I commonly talk about Freedom without actually understanding what it means. This word liberation. Freedom, openness and love don’t mean rebels, and law-breakers, and willfullness and dominance. It in exact contrast to that. It really just means, the openness and freedom to go beyond our limited minds, and beliefs, to be flexible, malleable and not rigid. To challenge ourselves, our limited beliefs and thoughts, and to experience life and change, pains and joys, and people with openness, knowing, love and non-attachment, without holding others down, loving each other enough to let each person be free to think their own thoughts, be their own person, to evolve and grow, and so forth. We really don’t know how to truly love if we never learn how to love ourselves and to reflect that love and allowance back on others.
It’s like: If you need someone else in order for you to feel love, and that person needs you to feel that love, and there is no love without the other–then the paradox is, there was never any love to begin with. But if you can be whole and love yourself on your own; and vice versa, then such a love is true and pure, open and free, naturally. But we don’t know or allow that love, we enable each other, because we’re conditioned and afraid of what we see underneath it all.

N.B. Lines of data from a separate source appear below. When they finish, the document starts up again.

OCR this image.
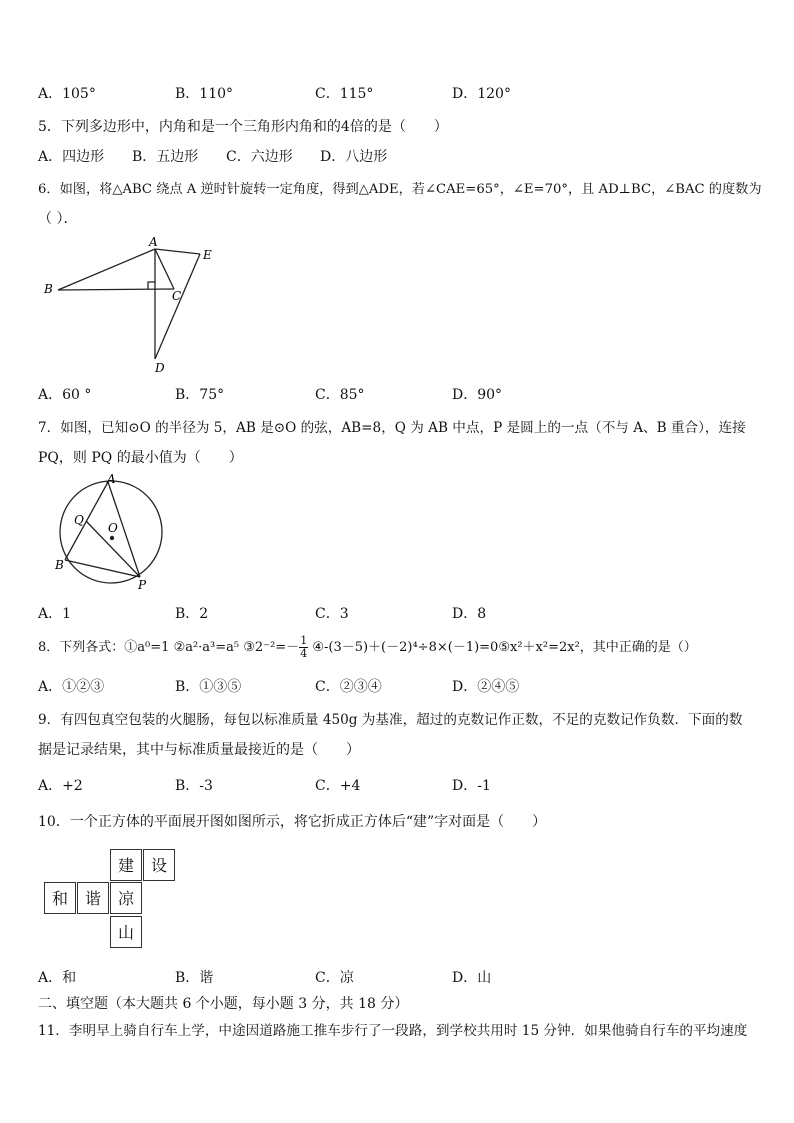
A．105°	B．110°	C．115°	D．120°
5．下列多边形中，内角和是一个三角形内角和的4倍的是（　　）
A．四边形 B．五边形 C．六边形 D．八边形
6．如图，将△ABC 绕点 A 逆时针旋转一定角度，得到△ADE，若∠CAE=65°，∠E=70°，且 AD⊥BC，∠BAC 的度数为
（ ）．
A
B	C
D
E
A．60 °	B．75°	C．85°	D．90°
7．如图，已知⊙O 的半径为 5，AB 是⊙O 的弦，AB=8，Q 为 AB 中点，P 是圆上的一点（不与 A、B 重合），连接
PQ，则 PQ 的最小值为（　　）
A
Q
O
B
P
A．1	B．2	C．3	D．8
8．下列各式：①a⁰=1 ②a²·a³=a⁵ ③2⁻²=－ $\frac{1}{4}$ ④-(3－5)＋(－2)⁴÷8×(－1)=0⑤x²＋x²=2x²，其中正确的是（）
A．①②③	B．①③⑤	C．②③④	D．②④⑤
9．有四包真空包装的火腿肠，每包以标准质量 450g 为基准，超过的克数记作正数，不足的克数记作负数．下面的数
据是记录结果，其中与标准质量最接近的是（　　）
A．+2	B．-3	C．+4	D．-1
10．一个正方体的平面展开图如图所示，将它折成正方体后“建”字对面是（　　）
建	设
和	谐	凉
山
A．和	B．谐	C．凉	D．山
二、填空题（本大题共 6 个小题，每小题 3 分，共 18 分）
11．李明早上骑自行车上学，中途因道路施工推车步行了一段路，到学校共用时 15 分钟．如果他骑自行车的平均速度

People won’t love us, and without the love of people we’re nothing. But if we learn to love ourselves on our own, without limitation, with clarity and freedom, then we can love the people we meet and see and show them that through our beingness, and they can reflect them. Taking the drugs from the drug abuser hurts, giving him the drugs because it will hurt if he’s off them is enabling him. But it hurts a person more to be doing drugs. Even if they say, it’s not hurting anyone to be on the drugs, and it feels good for me! Interventions never work unless the person wants to be helped, so sometimes you remove the drug they say fuck you and go somewhere else to get it.
But if they want help, and you refuse to give it to them. Then you can compassionately guide him through the pain of letting go of the drugs, and teaching them to experience the world and life without them–that’s Love, and that’s what I have meant when I said: I want to save people. There is life beyond chemical dependency.

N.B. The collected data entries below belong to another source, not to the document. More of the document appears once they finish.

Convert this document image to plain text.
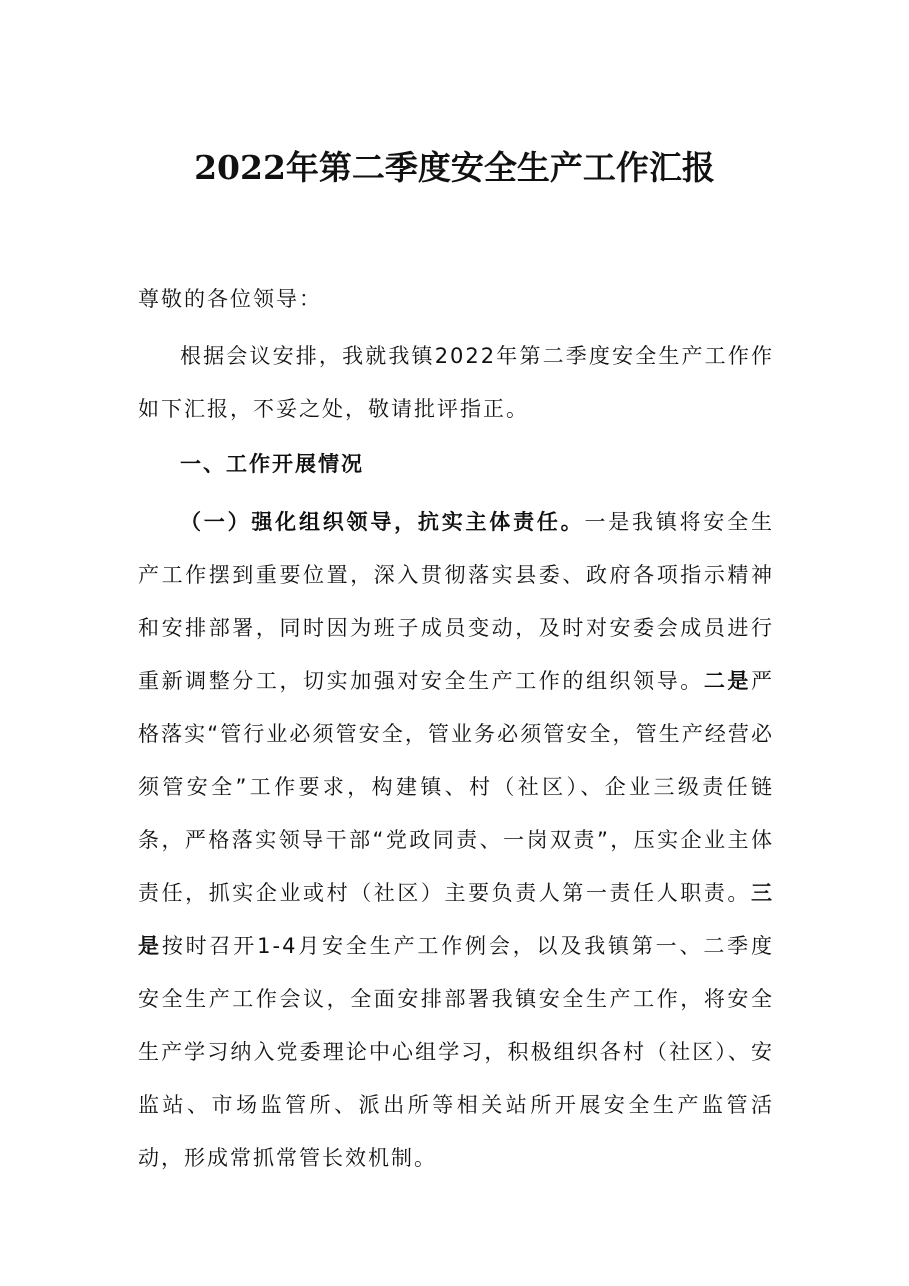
2022年第二季度安全生产工作汇报

尊敬的各位领导：

根据会议安排，我就我镇2022年第二季度安全生产工作作如下汇报，不妥之处，敬请批评指正。

一、工作开展情况

（一）强化组织领导，抗实主体责任。一是我镇将安全生产工作摆到重要位置，深入贯彻落实县委、政府各项指示精神和安排部署，同时因为班子成员变动，及时对安委会成员进行重新调整分工，切实加强对安全生产工作的组织领导。二是严格落实“管行业必须管安全，管业务必须管安全，管生产经营必须管安全”工作要求，构建镇、村（社区）、企业三级责任链条，严格落实领导干部“党政同责、一岗双责”，压实企业主体责任，抓实企业或村（社区）主要负责人第一责任人职责。三是按时召开1-4月安全生产工作例会，以及我镇第一、二季度安全生产工作会议，全面安排部署我镇安全生产工作，将安全生产学习纳入党委理论中心组学习，积极组织各村（社区）、安监站、市场监管所、派出所等相关站所开展安全生产监管活动，形成常抓常管长效机制。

I want(ed) to show them that there doesn’t need to be a middleman, that they can generate their own Love, and that it doesn’t make the love we have less, it makes it more meaningful, more beautiful, more fulfilling. But my job isn’t to convince people of that, it’s to convince myself, and then it’s to live that way for myself, and guide people who are ready.
Spirituality is just some fancy word to say freedom from our emotional and mental and biological limitations, and structures, and facing up to what all that means. That’s all.
Today I feel open and free to experience life and experiences. And that feels pretty good. I want the world to feel this feeling like someone wanting to share good food; but everyone and thing in their own good time. It’s enough that I feel it, and so I just sit in that experience.